Without information security processes, you are flying blind

The aim of the Security Analogies Project is to help spread the message of information security and its importance in the modern world. By drawing parallels between what people already know, or find interesting and how these relate to information security, the industry can increase understanding and support across the whole of society. As for me, I find that the world of aviation lends itself to many information security analogies.

One recent tragic event that we can hope to learn from is a May 2014 accident. On that day, a Gulfstream IV-SP corporate jet was destroyed in a takeoff accident at Bedford-Hanscom Field in Massachusetts. All four passengers and three crew members were killed in the accident.

In Bedford and the Normalization of Deviance, professional pilot Ron Rapp writes that the accident report is one of the most disturbing he’s ever laid eyes on. What happened? The highly experienced crew attempted to takeoff with the equivalent of the brakes on. The aircraft exited the end of the runway and broke apart, and the ensuing fire killed all aboard.

While Rapp’s analysis is written by a pilot for pilots, there is a lot in it that is highly relevant for IT and information security professionals. Particularly around complacency and human error.

Two of the more devastating outcomes of the report is that there are five Gulfstream checklists which must be run prior to flying. The pilots ran none of them. The cockpit voice recorder and pilot interviews revealed that checklists simply were not used. This was not an anomaly, it was standard operating procedure for them.

Rapp writes that obviously the gust lock was not removed prior to flying. This is a very big, very visible, bright red handle which sticks up vertically right between the throttles and the flap handle. It’s hard to miss the gust lock handle protruding six inches above the rest of the center pedestal. But it’s also the precise reason there are checklists and procedures in the first place.

While processes can be used as a method for improvement, if they are not followed, the results can be catastrophic. Bedford shows that it’s not only important just to have processes, they must be followed also.

Information security processes

So what does all this mean for information security? The ability to have a comprehensive set of information security processes can be of great benefit. Enterprises may want to consider developing a catalog of security processes. By formalizing information security processes, some of the benefits that can be obtained include:

• process improvement and optimization
• easier continuity of operations in the event of turnover
• can reduce redundancy
• ability to audit security tasks

Once the core set of processes has been defined, the specific processes are then prioritized and documented and the security process catalog is created. The formalization and creation of such a set of processes improves process maturity, which in turn can improve the effectiveness and efficiency of the overall set of information security tasks.

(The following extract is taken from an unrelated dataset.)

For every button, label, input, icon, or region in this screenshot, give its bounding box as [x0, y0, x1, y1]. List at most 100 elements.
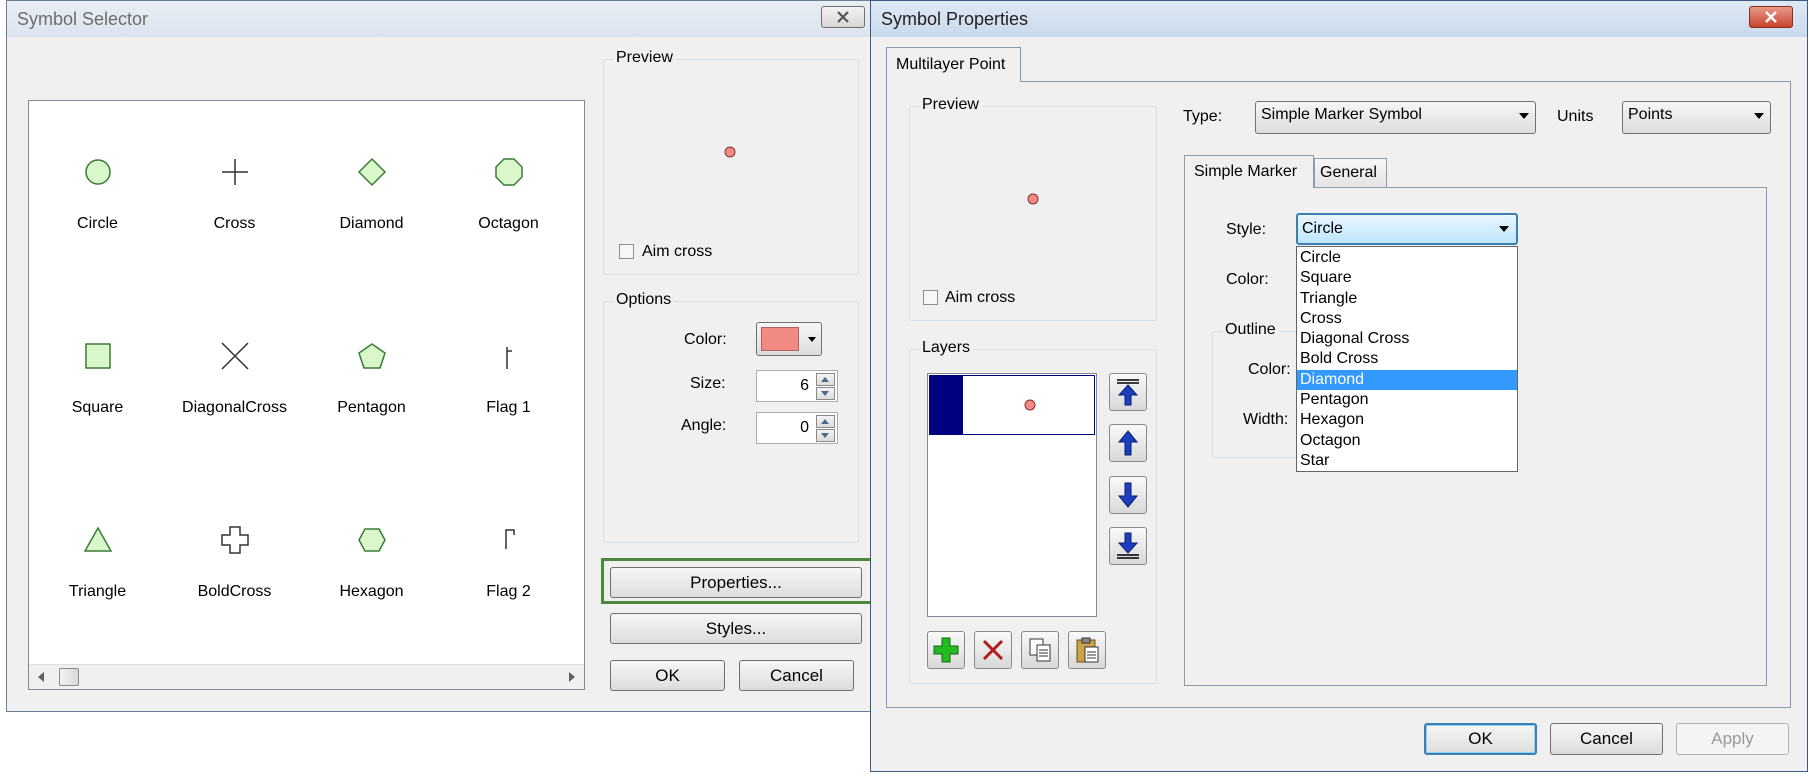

Where to start? For those venturing down this for the first time, the following methodologies provide initial sets of processes that can be used to start your own security process catalog:

• ISO/IEC 27001 ISMS (Information security management system)
• ISACA COBIT (Control Objectives for Information and Related Technology)
• ITIL security management

Based on the above, many firms will create processes at a high-level starting around:

1. Firewall management
2. user provisioning
3. patch management
4. access control
5. password management
6. incident response
7. malware protection
8. software development
9. incident response
10. disaster recovery/business continuity planning

Process planning and framework

Creating a process framework doesn’t mean simply writing a set of processes and then just dumping them on the corporate Intranet.

Process formalization is the starting point for security process and program maturity. With that, consider the following advice from Gartner about a process framework:

• Develop a security process portfolio that represents the desired state process environment
• Ensure you allocate time and resources for security process formalization.
• Selectively prioritize processes from this portfolio for assessment and formalization
• Formalize these processes via ownership allocation, assessment of existing processes, procedures and activities, formal definition, and resource allocation.
• Treat security process management as a dedicated management discipline, tasking process owners with the responsibility for improving overall security process performance.

Even with the best set of processes, complacency and human error can obviate all of its benefits. But even with those challenges, the benefits of good processes are compelling.

Ultimately creating a security process catalog is about efficiencies. The worst thing you can do is make process formalization becoming the end-goal, rather than have it being the means to your effective information security program.